Acute onset of ovarian dysfunction in young females after start of cancer treatment.

机构信息

Department of Pediatric Oncology and Hematology, Clinical Sciences, Lund University, Lund, Sweden.

出版信息

Pediatr Blood Cancer. 2013 Apr;60(4):676-81. doi: 10.1002/pbc.24327. Epub 2012 Sep 26.

Abstract

BACKGROUND

Female childhood cancer survivors are at risk of ovarian failure and premature ovarian insufficiency. We hereby present an interim analysis of a prospective observational study of ovarian function during cancer treatment of young females in relation to clinical factors.

PROCEDURE

Thirty-four consecutive female cancer patients aged 0-18 year were included after informed consent. Serum/Plasma levels of anti-Müllerian hormone (AMH), inhibin B, FSH, LH, and oestradiol (E2) were measured at diagnosis and every 3-4 months during and after treatment.

RESULTS

All patients had detectable AMH levels at diagnosis. Eleven patients had reached menarche (mean age 14½ years) and the remaining patients had a mean age of 6½ years. They all showed a rapid decline in AMH after 3 months of treatment, regardless of AMH at diagnosis, age, menarche, or treatment given. Those given radiotherapy below the diaphragm and/or stem cell transplantation (SCT) (n = 9) had no ovarian recovery during or 1½-year after treatment. However, recovery was observed in those given standard treatment for acute lymphatic leukemia (n = 7) already during maintenance chemotherapy. For the remaining patients, longer follow-up is required for analysis of ovarian recovery after treatment.

CONCLUSIONS

Rapid ovarian dysfunction is observed in all females after initiation of cancer treatment as measured by AMH and inhibin B. Our data regarding those who require abdominal radiotherapy and/or SCT confirms the recommendations in the Nordic countries where these patients are eligible for cryopreservation of ovarian cortical tissue before start of cancer treatment.

摘要

背景

女性儿童癌症幸存者有卵巢衰竭和早发性卵巢功能不全的风险。

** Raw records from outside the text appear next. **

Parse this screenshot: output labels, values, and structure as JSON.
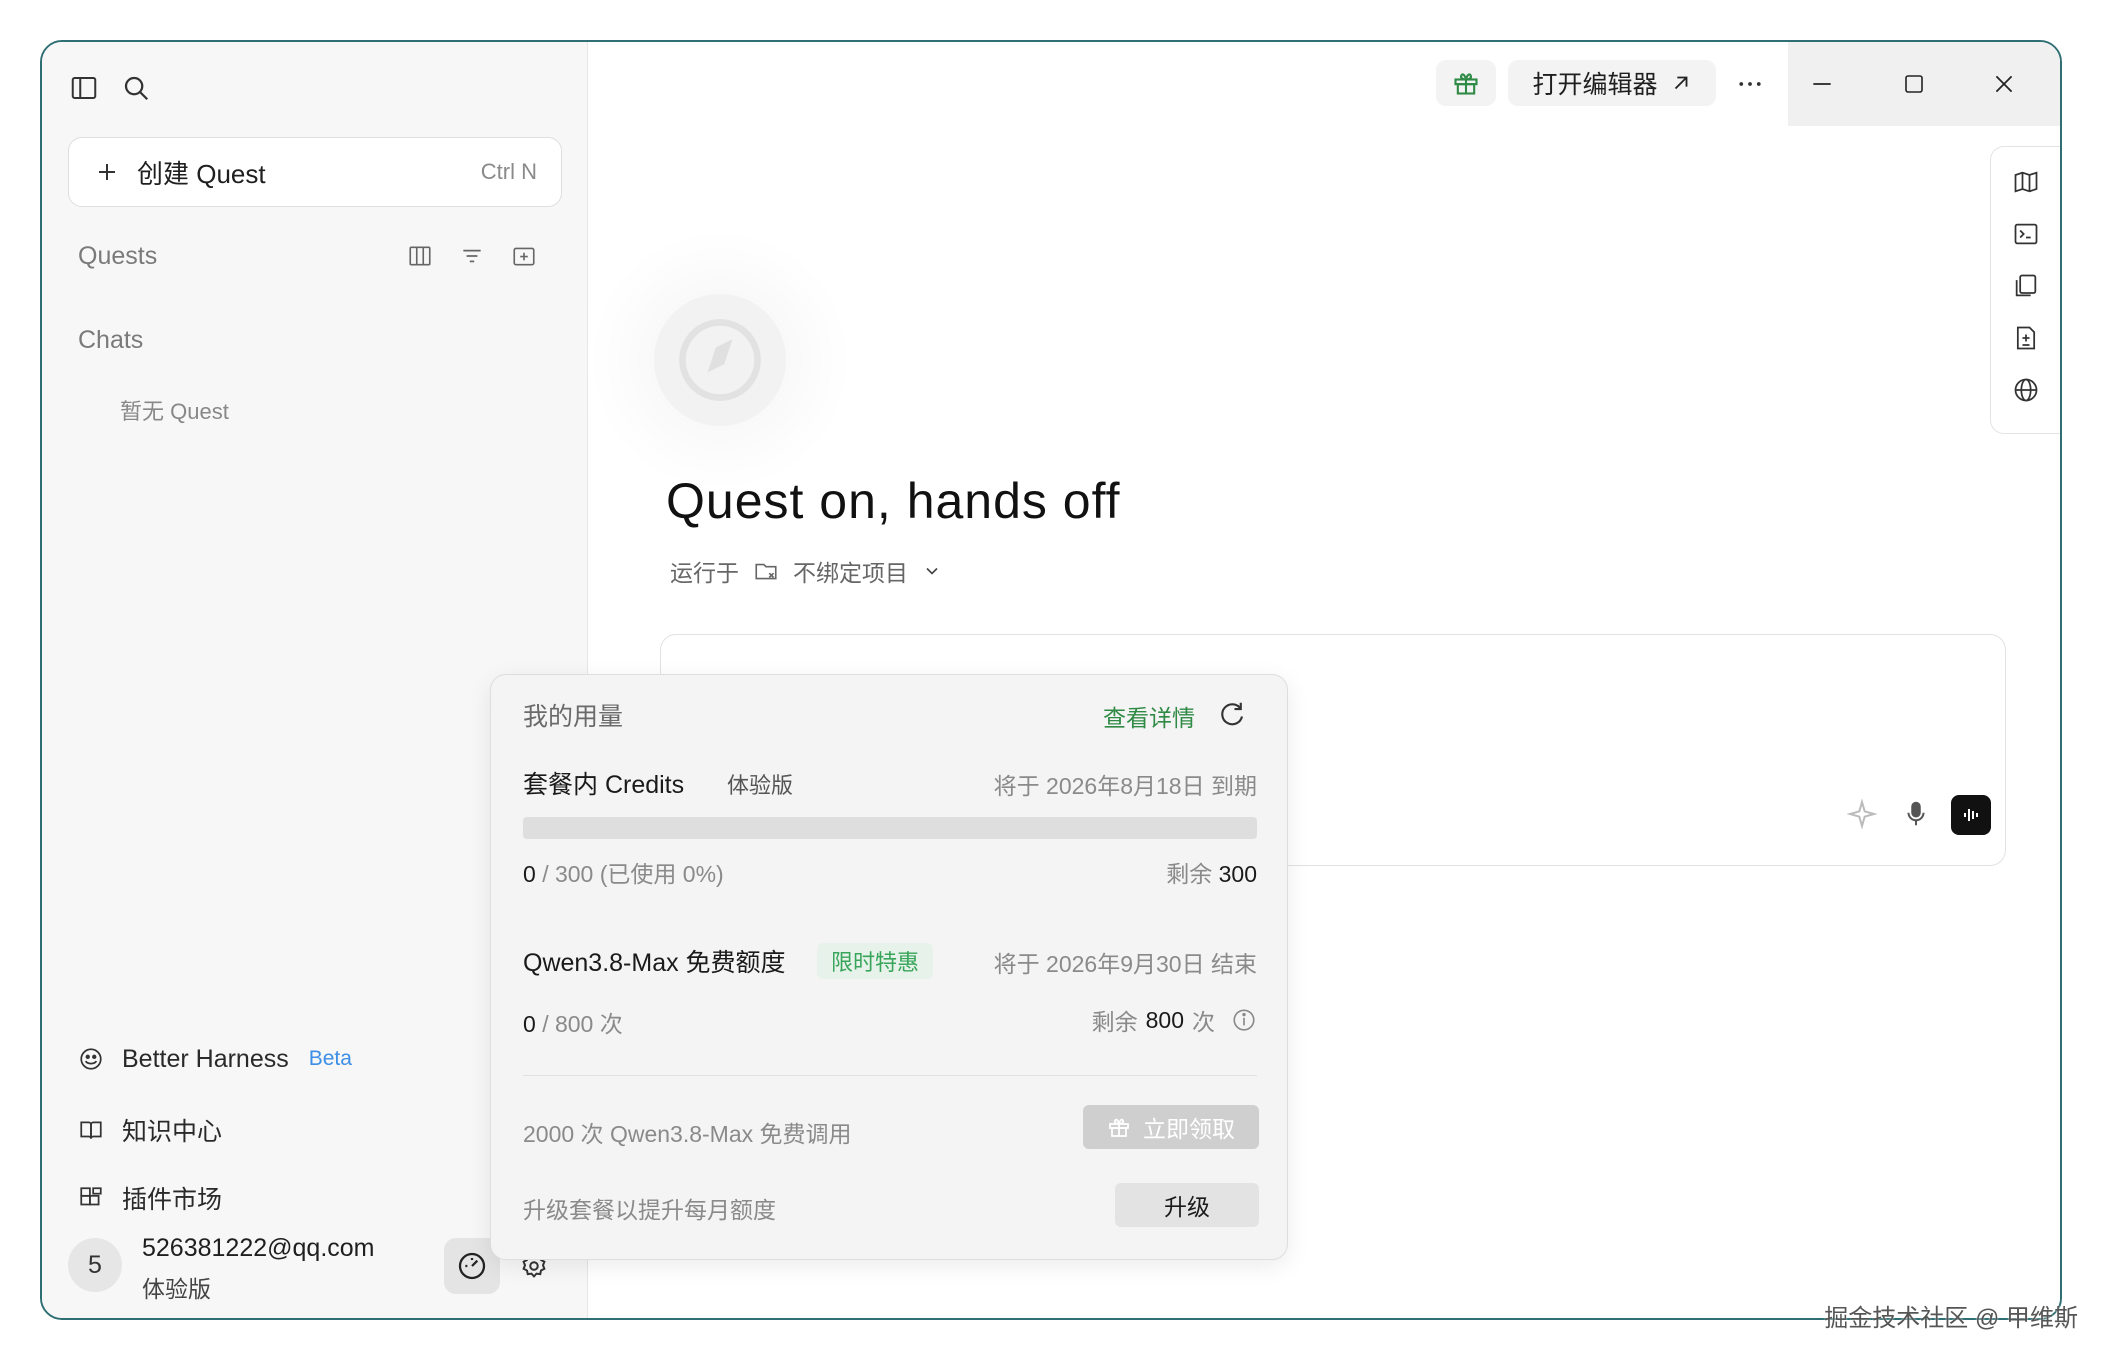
{
  "sidebar": {
    "create_label": "创建 Quest",
    "create_shortcut": "Ctrl N",
    "quests_title": "Quests",
    "chats_title": "Chats",
    "empty_quest": "暂无 Quest",
    "nav": [
      {
        "label": "Better Harness",
        "badge": "Beta",
        "icon": "harness-icon"
      },
      {
        "label": "知识中心",
        "icon": "book-icon"
      },
      {
        "label": "插件市场",
        "icon": "plugin-icon"
      }
    ],
    "user": {
      "avatar": "5",
      "email": "526381222@qq.com",
      "plan": "体验版"
    }
  },
  "topbar": {
    "editor_label": "打开编辑器"
  },
  "main": {
    "title": "Quest on, hands off",
    "runs_on": "运行于",
    "project": "不绑定项目"
  },
  "usage": {
    "title": "我的用量",
    "details_link": "查看详情",
    "credits": {
      "name": "套餐内 Credits",
      "tag": "体验版",
      "expiry": "将于 2026年8月18日 到期",
      "used": "0",
      "total": "/ 300 (已使用 0%)",
      "remaining_label": "剩余",
      "remaining": "300",
      "fraction_used": 0
    },
    "qwen": {
      "name": "Qwen3.8-Max 免费额度",
      "tag": "限时特惠",
      "expiry": "将于 2026年9月30日 结束",
      "used": "0",
      "total": "/ 800 次",
      "remaining_label": "剩余",
      "remaining": "800",
      "remaining_unit": "次"
    },
    "promo_text": "2000 次 Qwen3.8-Max 免费调用",
    "claim_label": "立即领取",
    "upgrade_text": "升级套餐以提升每月额度",
    "upgrade_label": "升级"
  },
  "watermark": "掘金技术社区 @ 甲维斯",
  "colors": {
    "accent_green": "#2f8a45",
    "beta_blue": "#3d8ee6",
    "window_border": "#2f6f73"
  }
}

我们在此报告一项前瞻性观察研究的中期分析,该研究旨在探讨年轻女性在癌症治疗期间卵巢功能与临床因素的关系。

方法

在获得知情同意后,纳入了 34 名连续的年龄在 0-18 岁的女性癌症患者。在诊断时以及治疗期间和治疗后每 3-4 个月测量血清/血浆中的抗苗勒管激素(AMH)、抑制素 B、FSH、LH 和雌二醇(E2)水平。

结果

所有患者在诊断时均有可检测到的 AMH 水平。11 名患者已经月经初潮(平均年龄 14 岁半),其余患者的平均年龄为 6 岁半。无论诊断时的 AMH 水平、年龄、月经初潮还是所接受的治疗如何,所有患者在治疗 3 个月后 AMH 均迅速下降。接受膈下放疗和/或干细胞移植(SCT)的 9 名患者(n=9)在治疗期间或治疗后 1.5 年内均无卵巢恢复。然而,接受急性淋巴细胞白血病标准治疗的 7 名患者(n=7)在维持化疗期间已经观察到卵巢恢复。对于其余患者,需要更长的随访时间来分析治疗后卵巢的恢复情况。

结论

正如 AMH 和抑制素 B 所测量的那样,所有女性在开始癌症治疗后都会迅速出现卵巢功能障碍。我们关于需要腹部放疗和/或 SCT 的患者的数据证实了北欧国家的建议,即这些患者在开始癌症治疗前有资格进行卵巢皮质组织的冷冻保存。